Open Access : pour un accès universel à la littérature scientifique

L’Open Access, autrement appelé "libre accès", est un mouvement mondial qui vise à mettre à disposition de tous les informations issues de la recherche telles que les publications et les données, et ce sans obstacles financiers, juridiques ou techniques. Son objectif : augmenter la visibilité et la réutilisation des résultats de la recherche universitaire, et ainsi contribuer à la découverte de solutions répondant aux grands enjeux de société.

Plusieurs instituts de recherche et universités sont entrés, depuis plusieurs années déjà, dans le mouvement de la science ouverte, à commencer par Inria, qui fut l’un des premiers signataires de la déclaration de Berlin sur le libre accès (2003).
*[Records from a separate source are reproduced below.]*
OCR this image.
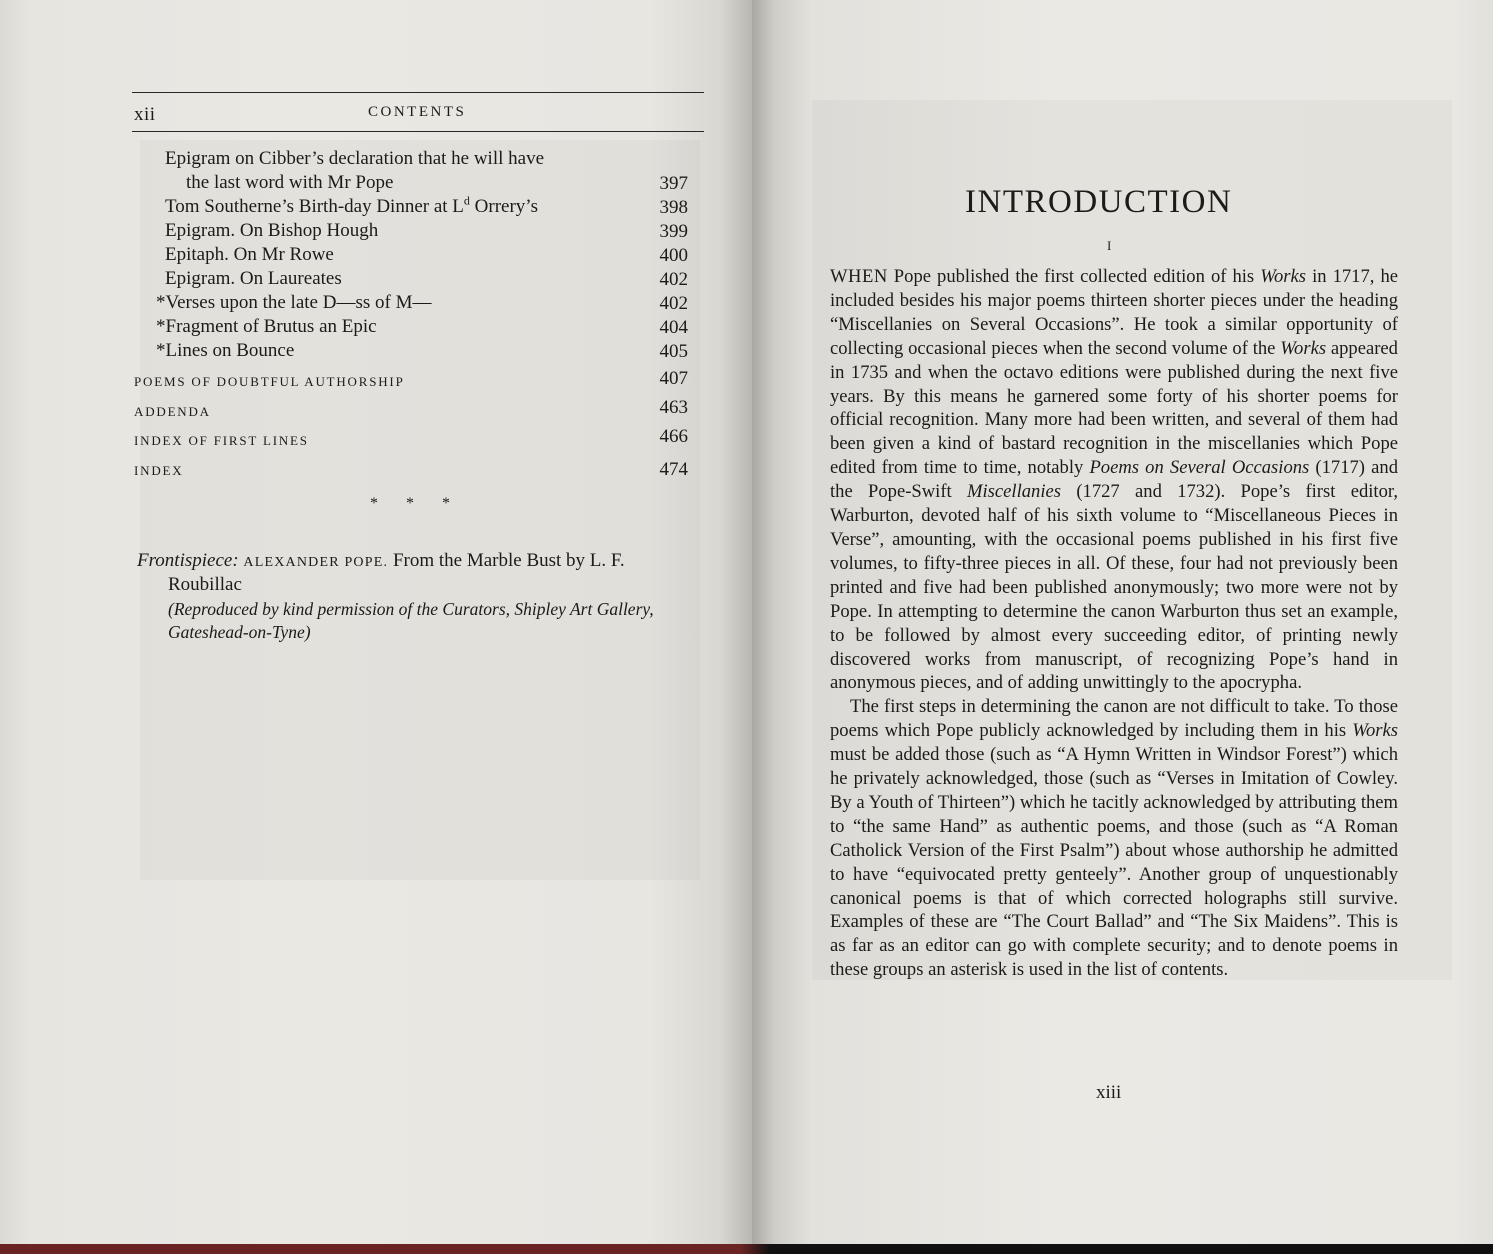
xii	CONTENTS
Epigram on Cibber’s declaration that he will have
the last word with Mr Pope	397
Tom Southerne’s Birth-day Dinner at $L^d$ Orrery’s	398
Epigram. On Bishop Hough	399
Epitaph. On Mr Rowe	400
Epigram. On Laureates	402
*Verses upon the late D—ss of M—	402
*Fragment of Brutus an Epic	404
*Lines on Bounce	405
POEMS OF DOUBTFUL AUTHORSHIP	407
ADDENDA	463
INDEX OF FIRST LINES	466
INDEX	474
* * *
Frontispiece: ALEXANDER POPE. From the Marble Bust by L. F.
Roubillac
(Reproduced by kind permission of the Curators, Shipley Art Gallery,
Gateshead-on-Tyne)
INTRODUCTION
I

WHEN Pope published the first collected edition of his Works in 1717, he included besides his major poems thirteen shorter pieces under the heading “Miscellanies on Several Occasions”. He took a similar opportunity of collecting occasional pieces when the second volume of the Works appeared in 1735 and when the octavo editions were published during the next five years. By this means he garnered some forty of his shorter poems for official recognition. Many more had been written, and several of them had been given a kind of bastard recognition in the miscellanies which Pope edited from time to time, notably Poems on Several Occasions (1717) and the Pope-Swift Miscellanies (1727 and 1732). Pope’s first editor, Warburton, devoted half of his sixth volume to “Miscellaneous Pieces in Verse”, amounting, with the occasional poems published in his first five volumes, to fifty-three pieces in all. Of these, four had not previously been printed and five had been published anonymously; two more were not by Pope. In attempting to determine the canon Warburton thus set an example, to be followed by almost every succeeding editor, of printing newly discovered works from manuscript, of recognizing Pope’s hand in anonymous pieces, and of adding unwittingly to the apocrypha.

The first steps in determining the canon are not difficult to take. To those poems which Pope publicly acknowledged by including them in his Works must be added those (such as “A Hymn Written in Windsor Forest”) which he privately acknowledged, those (such as “Verses in Imitation of Cowley. By a Youth of Thirteen”) which he tacitly acknowledged by attributing them to “the same Hand” as authentic poems, and those (such as “A Roman Catholick Version of the First Psalm”) about whose authorship he admitted to have “equivocated pretty genteely”. Another group of unquestionably canonical poems is that of which corrected holographs still survive. Examples of these are “The Court Ballad” and “The Six Maidens”. This is as far as an editor can go with complete security; and to denote poems in these groups an asterisk is used in the list of contents.

xiii
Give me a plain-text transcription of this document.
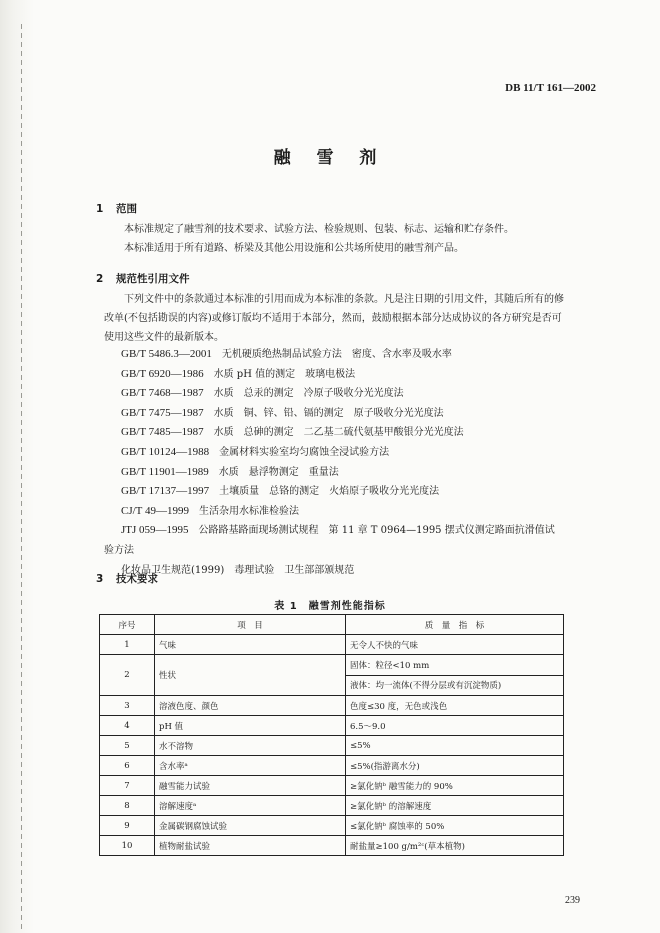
DB 11/T 161—2002
融 雪 剂
1 范围
本标准规定了融雪剂的技术要求、试验方法、检验规则、包装、标志、运输和贮存条件。
本标准适用于所有道路、桥梁及其他公用设施和公共场所使用的融雪剂产品。
2 规范性引用文件
下列文件中的条款通过本标准的引用而成为本标准的条款。凡是注日期的引用文件，其随后所有的修改单(不包括勘误的内容)或修订版均不适用于本部分，然而，鼓励根据本部分达成协议的各方研究是否可使用这些文件的最新版本。
GB/T 5486.3—2001　 无机硬质绝热制品试验方法　密度、含水率及吸水率
GB/T 6920—1986　 水质 pH 值的测定　玻璃电极法
GB/T 7468—1987　 水质　总汞的测定　冷原子吸收分光光度法
GB/T 7475—1987　 水质　铜、锌、铅、镉的测定　原子吸收分光光度法
GB/T 7485—1987　 水质　总砷的测定　二乙基二硫代氨基甲酸银分光光度法
GB/T 10124—1988　 金属材料实验室均匀腐蚀全浸试验方法
GB/T 11901—1989　 水质　悬浮物测定　重量法
GB/T 17137—1997　 土壤质量　总铬的测定　火焰原子吸收分光光度法
CJ/T 49—1999　 生活杂用水标准检验法
JTJ 059—1995　 公路路基路面现场测试规程　第 11 章 T 0964—1995 摆式仪测定路面抗滑值试
验方法
化妆品卫生规范(1999)　 毒理试验　卫生部部颁规范
3 技术要求
表 1　融雪剂性能指标
序号	项　目	质　量　指　标
1	气味	无令人不快的气味
2	性状	固体：粒径<10 mm
		液体：均一流体(不得分层或有沉淀物质)
3	溶液色度、颜色	色度≤30 度，无色或浅色
4	pH 值	6.5～9.0
5	水不溶物	≤5%
6	含水率ᵃ	≤5%(指游离水分)
7	融雪能力试验	≥氯化钠ᵇ 融雪能力的 90%
8	溶解速度ᵃ	≥氯化钠ᵇ 的溶解速度
9	金属碳钢腐蚀试验	≤氯化钠ᵇ 腐蚀率的 50%
10	植物耐盐试验	耐盐量≥100 g/m²ᶜ(草本植物)
239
Plusieurs stratégies sont possibles pour la diffusion de la production scientifique en libre accès :

  • La voie verte ou Green Open Access, qui représente la diffusion en texte intégral de la production scientifique dans des archives ouvertes, comme dans l'archive ouverte HAL ;
  • La voie diamant, qui représente la publication gratuite dans une revue Open Access gratuite ;
  • La voie dorée avec APC, qui représente la publication payante dans une revue Open Access gratuite, dans un modèle "auteur-payeur" ;
  • La voie hybride, qui représente la publication payante en Open Access dans une revue sous abonnement, dite "hybride".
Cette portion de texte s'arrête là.